Ceci, comme Joseph Ratzinger, dans son admirable petit livre : Foi chrétienne, hier et aujourd’hui, le met dans une si éclatante lumière, est la condamnation définitive de toutes les théologies politique. En particulier, cette parole fait des théologies politiques qui se diraient chrétiennes une pure et simple contradiction dans les termes.
Cependant, dès lors que la politique, dans une démocratie comme la nôtre, devient la chose de chacun, ce qui est demandé à chaque chrétien engagé dans les choses temporelles, ce n’est plus simplement de n’obéir à César qu’autant qu’il se limite à son domaine. C’est d’abord de s’opposer positivement à ce que la politique puisse en sortir. Le chrétien doit repousser, d’abord chez lui-même, la tentation permanente, si bien décrite par Dostoïevski dans sa vision du grand Inquisiteur, de confisquer le christianisme au bénéfice d’une quelconque politique, serait-ce sous le pieux prétexte de faire servir la politique elle-même, en fin de compte, à la plus grande gloire de Dieu.

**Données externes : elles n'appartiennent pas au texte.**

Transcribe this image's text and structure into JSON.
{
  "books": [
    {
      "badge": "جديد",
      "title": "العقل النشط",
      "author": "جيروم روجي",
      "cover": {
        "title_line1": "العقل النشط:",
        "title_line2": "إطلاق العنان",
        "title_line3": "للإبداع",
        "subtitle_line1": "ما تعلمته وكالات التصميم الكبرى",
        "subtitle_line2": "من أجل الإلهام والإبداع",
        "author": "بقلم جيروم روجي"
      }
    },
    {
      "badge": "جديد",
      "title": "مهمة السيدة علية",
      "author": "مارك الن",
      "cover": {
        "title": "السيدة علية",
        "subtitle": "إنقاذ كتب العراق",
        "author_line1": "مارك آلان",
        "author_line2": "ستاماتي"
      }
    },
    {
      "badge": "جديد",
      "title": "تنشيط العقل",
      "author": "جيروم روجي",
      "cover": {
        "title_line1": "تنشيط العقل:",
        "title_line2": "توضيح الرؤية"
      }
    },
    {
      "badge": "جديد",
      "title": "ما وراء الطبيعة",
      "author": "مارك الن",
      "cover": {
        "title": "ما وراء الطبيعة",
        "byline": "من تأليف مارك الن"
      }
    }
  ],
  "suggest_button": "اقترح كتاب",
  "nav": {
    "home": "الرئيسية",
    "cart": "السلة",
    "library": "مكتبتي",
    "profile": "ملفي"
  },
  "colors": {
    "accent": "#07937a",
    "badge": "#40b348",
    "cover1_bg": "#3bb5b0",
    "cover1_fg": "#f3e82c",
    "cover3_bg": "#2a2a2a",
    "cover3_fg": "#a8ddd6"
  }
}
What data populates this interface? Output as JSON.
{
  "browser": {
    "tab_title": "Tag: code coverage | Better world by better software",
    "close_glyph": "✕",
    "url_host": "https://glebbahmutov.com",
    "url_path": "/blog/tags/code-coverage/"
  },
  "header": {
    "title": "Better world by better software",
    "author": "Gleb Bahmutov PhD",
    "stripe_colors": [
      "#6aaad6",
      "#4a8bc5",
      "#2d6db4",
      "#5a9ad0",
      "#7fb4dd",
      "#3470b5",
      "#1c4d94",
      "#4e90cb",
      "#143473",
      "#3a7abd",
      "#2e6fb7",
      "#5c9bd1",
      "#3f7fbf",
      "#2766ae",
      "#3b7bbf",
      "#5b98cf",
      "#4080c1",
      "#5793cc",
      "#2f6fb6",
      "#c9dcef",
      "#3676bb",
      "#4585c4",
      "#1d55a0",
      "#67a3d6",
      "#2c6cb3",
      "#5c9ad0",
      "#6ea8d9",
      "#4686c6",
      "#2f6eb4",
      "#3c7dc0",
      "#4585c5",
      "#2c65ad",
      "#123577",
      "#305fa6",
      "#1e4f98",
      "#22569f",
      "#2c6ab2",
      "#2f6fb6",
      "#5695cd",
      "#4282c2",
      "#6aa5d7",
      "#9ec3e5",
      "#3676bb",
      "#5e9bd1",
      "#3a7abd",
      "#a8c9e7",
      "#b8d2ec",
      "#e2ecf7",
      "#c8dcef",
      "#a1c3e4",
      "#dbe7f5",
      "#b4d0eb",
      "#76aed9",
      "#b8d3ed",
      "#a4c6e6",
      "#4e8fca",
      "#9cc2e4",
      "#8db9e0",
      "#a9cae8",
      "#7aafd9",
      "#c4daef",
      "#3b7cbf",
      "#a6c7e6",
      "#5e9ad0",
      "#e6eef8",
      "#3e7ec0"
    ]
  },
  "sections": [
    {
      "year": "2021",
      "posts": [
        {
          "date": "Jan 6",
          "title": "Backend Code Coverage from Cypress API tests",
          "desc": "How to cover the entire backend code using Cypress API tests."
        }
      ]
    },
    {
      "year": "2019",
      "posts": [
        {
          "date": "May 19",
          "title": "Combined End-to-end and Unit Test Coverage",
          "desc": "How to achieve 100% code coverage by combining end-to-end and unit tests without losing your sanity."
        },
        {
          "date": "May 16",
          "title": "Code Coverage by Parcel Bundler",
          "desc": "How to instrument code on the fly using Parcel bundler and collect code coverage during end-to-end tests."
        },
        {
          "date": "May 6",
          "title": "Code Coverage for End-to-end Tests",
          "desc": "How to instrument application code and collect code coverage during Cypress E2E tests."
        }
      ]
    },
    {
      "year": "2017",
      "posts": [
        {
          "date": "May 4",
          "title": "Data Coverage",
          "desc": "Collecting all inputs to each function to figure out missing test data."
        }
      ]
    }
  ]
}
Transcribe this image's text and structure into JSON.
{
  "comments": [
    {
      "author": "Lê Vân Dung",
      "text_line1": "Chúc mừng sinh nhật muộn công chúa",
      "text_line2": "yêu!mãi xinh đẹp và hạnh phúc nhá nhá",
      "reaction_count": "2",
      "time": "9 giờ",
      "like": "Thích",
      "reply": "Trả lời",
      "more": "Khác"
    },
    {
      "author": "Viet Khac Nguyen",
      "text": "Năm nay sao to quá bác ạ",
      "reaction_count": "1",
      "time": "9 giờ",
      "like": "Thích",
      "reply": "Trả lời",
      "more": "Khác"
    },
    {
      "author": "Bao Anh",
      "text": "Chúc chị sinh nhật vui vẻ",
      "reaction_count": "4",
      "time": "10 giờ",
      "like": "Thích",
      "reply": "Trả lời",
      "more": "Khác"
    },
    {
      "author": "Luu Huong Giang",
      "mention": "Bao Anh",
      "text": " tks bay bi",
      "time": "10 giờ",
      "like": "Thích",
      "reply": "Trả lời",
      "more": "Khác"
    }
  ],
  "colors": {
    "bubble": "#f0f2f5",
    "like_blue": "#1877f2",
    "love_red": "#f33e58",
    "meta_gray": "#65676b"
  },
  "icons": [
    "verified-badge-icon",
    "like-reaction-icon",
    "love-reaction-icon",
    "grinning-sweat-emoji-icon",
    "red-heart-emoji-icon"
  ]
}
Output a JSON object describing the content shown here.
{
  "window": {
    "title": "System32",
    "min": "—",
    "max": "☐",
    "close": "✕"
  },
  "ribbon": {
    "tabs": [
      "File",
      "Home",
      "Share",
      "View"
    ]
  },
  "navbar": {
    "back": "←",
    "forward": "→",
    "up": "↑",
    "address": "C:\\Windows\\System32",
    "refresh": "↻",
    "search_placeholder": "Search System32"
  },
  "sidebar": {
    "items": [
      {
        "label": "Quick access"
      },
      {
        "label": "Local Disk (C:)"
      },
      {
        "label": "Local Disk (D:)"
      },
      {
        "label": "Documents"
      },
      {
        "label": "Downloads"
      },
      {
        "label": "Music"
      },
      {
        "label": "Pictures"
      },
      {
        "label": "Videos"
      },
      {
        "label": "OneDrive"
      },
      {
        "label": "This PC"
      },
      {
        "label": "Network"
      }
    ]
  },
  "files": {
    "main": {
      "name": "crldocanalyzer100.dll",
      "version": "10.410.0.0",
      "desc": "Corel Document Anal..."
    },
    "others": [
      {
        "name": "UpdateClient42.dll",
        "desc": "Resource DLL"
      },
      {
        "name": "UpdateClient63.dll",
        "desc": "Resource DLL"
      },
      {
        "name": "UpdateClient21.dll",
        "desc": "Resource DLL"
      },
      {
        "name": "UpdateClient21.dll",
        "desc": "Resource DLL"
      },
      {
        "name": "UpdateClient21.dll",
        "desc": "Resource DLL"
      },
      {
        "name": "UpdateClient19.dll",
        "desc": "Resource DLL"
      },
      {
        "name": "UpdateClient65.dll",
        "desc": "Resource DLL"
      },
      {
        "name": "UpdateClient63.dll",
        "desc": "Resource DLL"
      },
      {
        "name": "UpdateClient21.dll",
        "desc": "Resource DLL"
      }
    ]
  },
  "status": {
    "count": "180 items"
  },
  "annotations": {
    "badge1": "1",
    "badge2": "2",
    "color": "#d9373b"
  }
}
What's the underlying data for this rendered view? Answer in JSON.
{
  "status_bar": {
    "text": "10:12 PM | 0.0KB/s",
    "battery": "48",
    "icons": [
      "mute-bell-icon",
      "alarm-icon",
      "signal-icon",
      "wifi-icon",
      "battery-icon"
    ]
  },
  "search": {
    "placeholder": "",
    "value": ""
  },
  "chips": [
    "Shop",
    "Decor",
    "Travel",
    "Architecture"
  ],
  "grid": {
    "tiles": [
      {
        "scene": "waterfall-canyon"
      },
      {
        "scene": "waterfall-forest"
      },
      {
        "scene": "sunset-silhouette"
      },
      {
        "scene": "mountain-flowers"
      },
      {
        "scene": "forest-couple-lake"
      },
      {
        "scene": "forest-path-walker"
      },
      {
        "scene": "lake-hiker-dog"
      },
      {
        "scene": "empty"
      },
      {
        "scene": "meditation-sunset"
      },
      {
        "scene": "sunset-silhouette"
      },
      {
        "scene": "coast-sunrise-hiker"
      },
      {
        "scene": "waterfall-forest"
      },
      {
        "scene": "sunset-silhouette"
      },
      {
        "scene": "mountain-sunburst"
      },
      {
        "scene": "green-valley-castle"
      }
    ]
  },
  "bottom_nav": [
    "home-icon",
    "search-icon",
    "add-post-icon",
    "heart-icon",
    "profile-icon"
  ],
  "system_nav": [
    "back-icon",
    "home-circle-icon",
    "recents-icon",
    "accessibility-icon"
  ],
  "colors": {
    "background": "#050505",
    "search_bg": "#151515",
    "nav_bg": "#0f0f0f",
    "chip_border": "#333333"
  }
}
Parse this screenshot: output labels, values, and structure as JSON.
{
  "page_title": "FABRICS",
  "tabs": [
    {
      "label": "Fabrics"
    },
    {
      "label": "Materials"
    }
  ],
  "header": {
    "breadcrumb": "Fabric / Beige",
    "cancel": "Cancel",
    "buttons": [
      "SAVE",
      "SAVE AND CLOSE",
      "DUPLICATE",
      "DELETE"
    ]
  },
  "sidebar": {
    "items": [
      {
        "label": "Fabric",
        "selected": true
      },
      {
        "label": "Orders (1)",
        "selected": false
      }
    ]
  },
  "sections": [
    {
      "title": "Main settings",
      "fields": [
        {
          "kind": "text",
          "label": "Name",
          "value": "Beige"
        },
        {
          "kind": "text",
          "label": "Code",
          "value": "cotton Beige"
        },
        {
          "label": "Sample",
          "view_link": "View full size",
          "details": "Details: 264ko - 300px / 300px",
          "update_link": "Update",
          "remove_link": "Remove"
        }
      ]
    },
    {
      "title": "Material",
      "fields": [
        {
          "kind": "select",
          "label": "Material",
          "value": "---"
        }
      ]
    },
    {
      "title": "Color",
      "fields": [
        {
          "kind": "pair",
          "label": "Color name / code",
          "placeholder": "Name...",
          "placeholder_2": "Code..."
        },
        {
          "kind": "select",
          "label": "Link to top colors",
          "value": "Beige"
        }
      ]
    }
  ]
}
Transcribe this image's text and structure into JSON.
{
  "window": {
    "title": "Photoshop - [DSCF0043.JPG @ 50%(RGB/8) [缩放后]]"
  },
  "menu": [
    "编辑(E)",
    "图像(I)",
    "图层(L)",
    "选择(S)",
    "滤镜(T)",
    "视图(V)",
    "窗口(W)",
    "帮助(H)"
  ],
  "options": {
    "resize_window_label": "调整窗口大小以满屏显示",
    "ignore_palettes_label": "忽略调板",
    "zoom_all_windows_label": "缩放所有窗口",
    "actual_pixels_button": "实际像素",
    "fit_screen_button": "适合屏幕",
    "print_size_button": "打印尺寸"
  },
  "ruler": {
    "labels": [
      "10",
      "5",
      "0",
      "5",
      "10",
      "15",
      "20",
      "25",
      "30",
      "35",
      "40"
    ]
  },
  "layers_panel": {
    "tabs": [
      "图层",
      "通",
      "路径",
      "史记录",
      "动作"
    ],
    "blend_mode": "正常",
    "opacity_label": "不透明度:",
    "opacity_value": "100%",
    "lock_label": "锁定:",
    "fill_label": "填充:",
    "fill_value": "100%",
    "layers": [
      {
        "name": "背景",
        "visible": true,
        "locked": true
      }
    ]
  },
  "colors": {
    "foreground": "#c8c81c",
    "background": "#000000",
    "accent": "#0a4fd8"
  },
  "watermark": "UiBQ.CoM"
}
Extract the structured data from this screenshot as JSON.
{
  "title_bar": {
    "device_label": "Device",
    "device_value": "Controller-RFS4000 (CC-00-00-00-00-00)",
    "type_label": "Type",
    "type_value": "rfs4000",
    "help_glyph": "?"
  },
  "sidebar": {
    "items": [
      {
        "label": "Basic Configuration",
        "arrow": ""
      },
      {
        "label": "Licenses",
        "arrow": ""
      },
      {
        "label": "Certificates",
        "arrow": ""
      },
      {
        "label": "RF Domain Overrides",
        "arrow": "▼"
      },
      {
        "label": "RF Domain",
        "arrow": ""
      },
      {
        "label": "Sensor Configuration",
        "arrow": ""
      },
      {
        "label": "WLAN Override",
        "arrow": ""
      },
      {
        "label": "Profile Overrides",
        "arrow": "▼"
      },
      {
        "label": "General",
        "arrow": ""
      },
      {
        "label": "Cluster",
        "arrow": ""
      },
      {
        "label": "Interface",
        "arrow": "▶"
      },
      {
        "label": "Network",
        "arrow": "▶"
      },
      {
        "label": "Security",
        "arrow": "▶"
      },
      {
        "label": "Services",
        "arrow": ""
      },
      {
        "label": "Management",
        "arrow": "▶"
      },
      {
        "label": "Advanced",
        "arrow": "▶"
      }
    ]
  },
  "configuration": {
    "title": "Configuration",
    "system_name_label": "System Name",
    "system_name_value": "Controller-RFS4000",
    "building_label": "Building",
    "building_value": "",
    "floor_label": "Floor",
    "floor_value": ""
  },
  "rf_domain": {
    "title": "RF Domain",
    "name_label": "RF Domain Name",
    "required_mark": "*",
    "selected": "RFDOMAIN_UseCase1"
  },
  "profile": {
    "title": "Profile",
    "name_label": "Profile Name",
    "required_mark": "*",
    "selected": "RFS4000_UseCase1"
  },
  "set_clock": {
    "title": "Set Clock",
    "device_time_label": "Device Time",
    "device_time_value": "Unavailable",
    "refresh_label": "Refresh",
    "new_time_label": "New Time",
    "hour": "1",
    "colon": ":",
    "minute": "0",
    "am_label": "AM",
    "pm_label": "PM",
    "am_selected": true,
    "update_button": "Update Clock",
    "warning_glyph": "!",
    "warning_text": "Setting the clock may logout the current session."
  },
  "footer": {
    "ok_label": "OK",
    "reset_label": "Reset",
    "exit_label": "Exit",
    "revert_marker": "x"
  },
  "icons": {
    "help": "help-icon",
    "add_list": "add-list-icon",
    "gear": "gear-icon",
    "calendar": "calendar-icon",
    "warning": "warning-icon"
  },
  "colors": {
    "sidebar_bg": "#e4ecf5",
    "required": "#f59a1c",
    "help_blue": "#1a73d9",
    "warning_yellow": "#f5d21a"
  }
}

Certes, ceci ne veut pas dire que la politique du chrétien doive ni puisse être séparée de son christianisme, pas plus que de sa vie familiale ou professionnelle. En ces autres domaines, son christianisme doit se traduire par une humanisation aussi complète que possible de ses tâches, et d’abord par la lucidité avec laquelle, écartant toute passion, il les abordera en s’efforçant de voir les hommes et les chose tels qu’ils sont, et donc d’en respecter la nature, voulue par le Dieu créateur qui est le même que le Dieu sauveur. De même devra-t-il en être de la politique du chrétien. Celle-ci devra fuir les utopies où la mauvaise conscience des hommes se procure des compensations d’une générosité de rêve pour pallier leur paresse ou leur lâcheté sournoise devant la réalisation, pratique et effective, du maximum actuellement réalisable de justice pour chacun.
En particulier, toutes les positions politiques qui reviennent à dire : « Sacrifions pour des lendemains meilleurs la génération présente », ou plus encore « Tuons ou torturons tout ce qu’il faudra d’innocents pour le bien de l’humanité en général, ou des masses, ou d’une classe », toutes ces positions qui reviennent à justifier par une fin idéaliste n’importe quel moyen, y compris les moyens violents ou tortueux, le chrétien devra les rejeter sans faiblesse… et, dans le monde moderne, cela pourrait bien être, de nouveau, ce qui le conduira, sinon au martyre, en tout cas à l’incompréhension et l’opprobre.
La politique n’est pas un absolu
Il faut encore ajouter une autre précision qui concerne notre temps. Rien ne peut s’y faire d’efficace dans le domaine politique sans tenir compte de problèmes techniques et donc d’abord de connaissances scientifiques. Encore faut-il que cette technique reste au service de l’homme, bien loin de l’asservir. Ici encore, ce que le chrétien a donc à apporter en tant que chrétien dans la politique actuelle, c’est non seulement un effort de lucidité exempt de passion, mais c’est très précisément une rigoureuse démythisation des problèmes. Après cela, le mieux qu’il puisse ambitionner sera de faire respecter, en les respectant lui-même effectivement le premier, l’homme, dans toute sa nature, la personne humaine dans toutes ses possibilités.
La politique d’un chrétien ne sera donc jamais une simple politique de parti. Elle sera bien moins encore une politique tentant de donner à quelque parti que ce soit une auréole de sacré. Certes, le chrétien ne pourra jamais se réfugier dans un surnaturel désincarné pour se dispenser de donner son dû à la nature et à la culture humaines. Mais il devra toujours se refuser à faire jamais un absolu de cette nature ni de cette culture, pour réserver à l’homme la possibilité d’accéder au seul surnaturel qui ne soit pas contre nature, et qu’aucune politique ne saurait lui apporter.